The hardest decisions may feel behind you. However, you may now be staring at a parenting plan and wondering if you covered everything. Colorado courts review parenting plans through the lens of your child’s best interests. Gaps in a plan can create real problems long after the divorce is final, which is why knowing what belongs in a solid plan is the right place to start.
The building blocks of a parenting plan that actually works
A parenting plan works best when it addresses both the routine and the unexpected. These seven elements cover what your plan needs most:
- Regular parenting time schedule: This covers your weekly routine. Colorado courts presume that your child should have frequent and continuing contact with both parents.

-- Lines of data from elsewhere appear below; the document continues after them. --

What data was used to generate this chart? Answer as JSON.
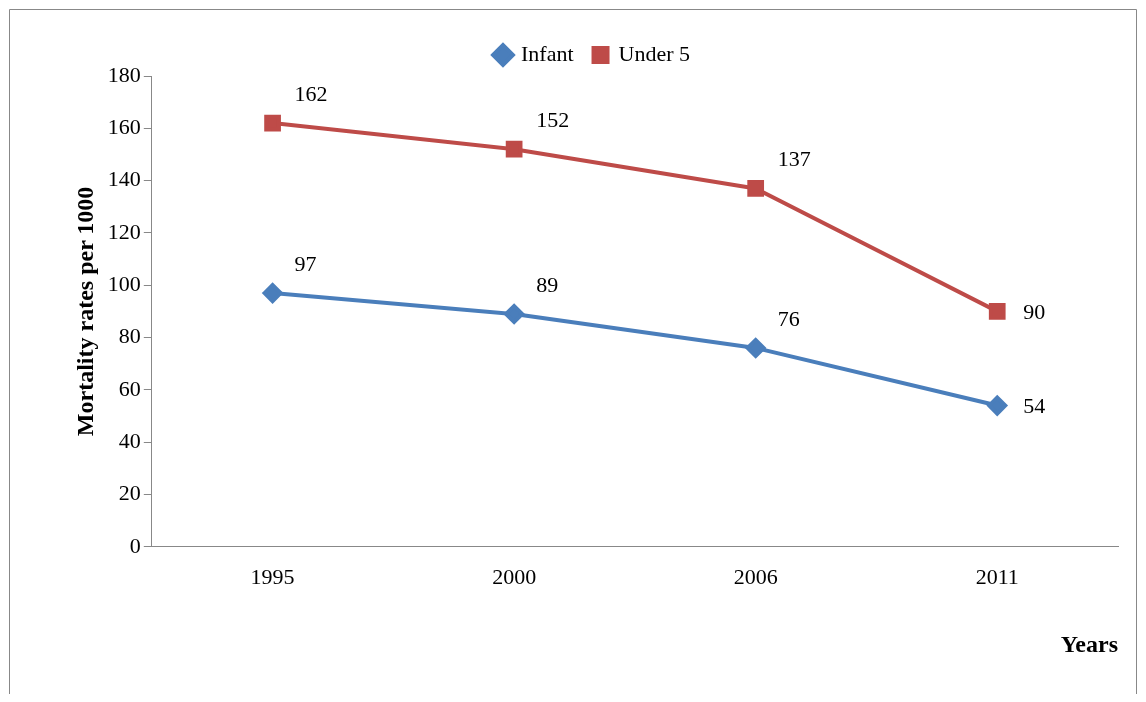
{
  "chart_data": {
    "type": "line",
    "xlabel": "Years",
    "ylabel": "Mortality rates per 1000",
    "categories": [
      "1995",
      "2000",
      "2006",
      "2011"
    ],
    "series": [
      {
        "name": "Infant",
        "color": "#4a7ebb",
        "values": [
          97,
          89,
          76,
          54
        ],
        "marker": "diamond"
      },
      {
        "name": "Under 5",
        "color": "#be4b48",
        "values": [
          162,
          152,
          137,
          90
        ],
        "marker": "square"
      }
    ],
    "ylim": [
      0,
      180
    ],
    "yticks": [
      0,
      20,
      40,
      60,
      80,
      100,
      120,
      140,
      160,
      180
    ],
    "grid": false,
    "legend": "top",
    "data_labels": true,
    "line_style": "solid"
  }
}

- Holiday, school break and vacation schedule: Vague language around holidays and breaks is one of the most common sources of post-divorce conflict.
- Allocation of decision-making responsibilities: Colorado uses this to identify who decides on education, healthcare and extracurricular activities.

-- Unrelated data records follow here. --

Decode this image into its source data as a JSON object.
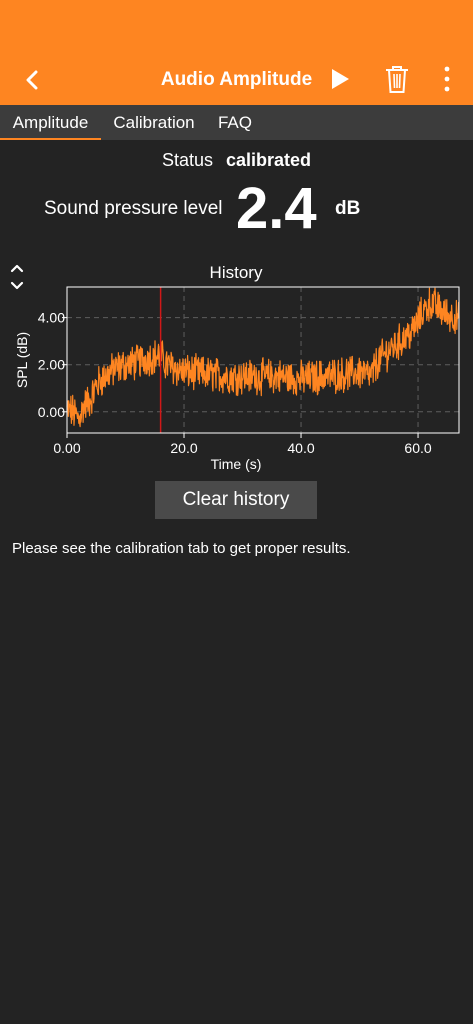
{
  "header": {
    "title": "Audio Amplitude",
    "back_icon": "chevron-left-icon",
    "play_icon": "play-icon",
    "delete_icon": "trash-icon",
    "more_icon": "more-vertical-icon",
    "background_color": "#fe8521"
  },
  "tabs": [
    {
      "label": "Amplitude",
      "active": true
    },
    {
      "label": "Calibration",
      "active": false
    },
    {
      "label": "FAQ",
      "active": false
    }
  ],
  "status": {
    "label": "Status",
    "value": "calibrated"
  },
  "spl": {
    "label": "Sound pressure level",
    "value": "2.4",
    "unit": "dB"
  },
  "history": {
    "collapse_icon": "chevron-up-down-icon"
  },
  "chart_data": {
    "type": "line",
    "title": "History",
    "xlabel": "Time (s)",
    "ylabel": "SPL (dB)",
    "xlim": [
      0,
      67
    ],
    "ylim": [
      -0.9,
      5.3
    ],
    "xticks": [
      0,
      20,
      40,
      60
    ],
    "xtick_labels": [
      "0.00",
      "20.0",
      "40.0",
      "60.0"
    ],
    "yticks": [
      0,
      2,
      4
    ],
    "ytick_labels": [
      "0.00",
      "2.00",
      "4.00"
    ],
    "grid": true,
    "line_color": "#fe8521",
    "marker_x": 16,
    "marker_color": "#d01818",
    "series": [
      {
        "x": [
          0,
          1,
          2,
          3,
          4,
          5,
          6,
          8,
          10,
          12,
          14,
          16,
          17,
          20,
          24,
          28,
          32,
          36,
          40,
          44,
          48,
          50,
          52,
          53,
          55,
          57,
          59,
          61,
          62,
          63,
          64,
          65,
          66,
          67
        ],
        "values": [
          0.1,
          0.0,
          -0.3,
          0.3,
          0.5,
          1.1,
          1.4,
          1.8,
          2.0,
          2.1,
          2.3,
          2.4,
          2.0,
          1.7,
          1.6,
          1.5,
          1.5,
          1.5,
          1.4,
          1.5,
          1.6,
          1.7,
          1.5,
          2.1,
          2.6,
          3.0,
          3.4,
          4.3,
          4.6,
          4.5,
          4.3,
          4.1,
          4.1,
          3.9
        ]
      }
    ]
  },
  "clear_button": {
    "label": "Clear history"
  },
  "note": "Please see the calibration tab to get proper results."
}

- Co-parent communication protocols: Your plan should define how and when you communicate about your child, including preferred methods and response times.
- Child-to-parent communication: Clear guidelines for when your child can reach the other parent matter most during extended parenting time.
- Transportation and exchange logistics: Who handles drop-off and pick-up, where exchanges happen and how to address a late arrival all belong here.
- Dispute resolution process: Many Colorado plans call for parenting coordination or mediation before returning to court, which saves both parents time and money.
A plan that covers each of these areas gives your family a real foundation.
Specific enough to protect, flexible enough to adapt
A parenting plan is not a snapshot of today. Rather, it is a framework built to serve your child through different stages of life. What works for a kindergartner will look very different for a teenager.
Colorado law prohibits you from seeking modification within two years unless your child faces physical or emotional danger, except by agreement. After two years, you must prove a substantial and continuing change in circumstances that affects your child’s best interests.
Building flexibility into your plan from the start gives both parents room to adapt without going back to court. Including language that allows both parents to adjust logistics by written agreement is one practical way to accomplish this.
A plan your children will never have to think about
The best parenting plan runs quietly in the background so your children can simply be kids. Getting there takes careful thought and a solid understanding of what Colorado courts expect. Legal support who knows your family and Colorado’s standards can help you build a plan that truly holds up as your children grow.